6. Identifikasi Problem Medik dan usulan penanganannya

7. Pemantauan Terapi Obat

o Memantau menghilangkan gejala dan adanya kompleks gejala, seperti kesulitan menelan, nyeri menelan, atau penurunan berat badan yang tidak dapat dijelaskan.

o Catat frekuensi dan tingkat keparahan gejala dengan mewawancarai pasien setelah 6 sampai 8 minggu asam-penekanan terapi. gejala terus dapat menunjukkan perlunya Jangka panjang terapi pemeliharaan.

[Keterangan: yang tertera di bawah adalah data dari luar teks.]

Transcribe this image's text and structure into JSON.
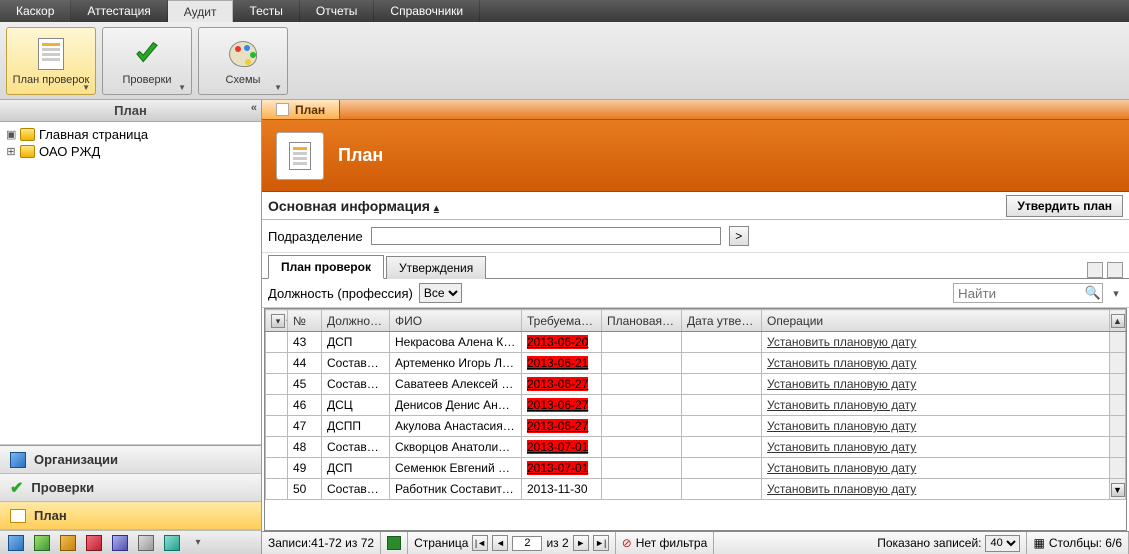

o Pantau adanya reaksi obat yang merugikan, interaksi obat-obat, dan kepatuhan dengan regimen terapi awalnya dan setiap kali ada perubahan gejala atau obat.

o Memberikan informasi tentang gejala-gejala yang menyarankan adanya komplikasi yang memerlukan perhatian medis segera, seperti disfagia atau odynophagia.

o Rujuk pasien yang gejala atipikal seperti batuk, asma non-alergi, atau nyeri dada dengan dokter mereka untuk evaluasi diagnostik lebih lanjut.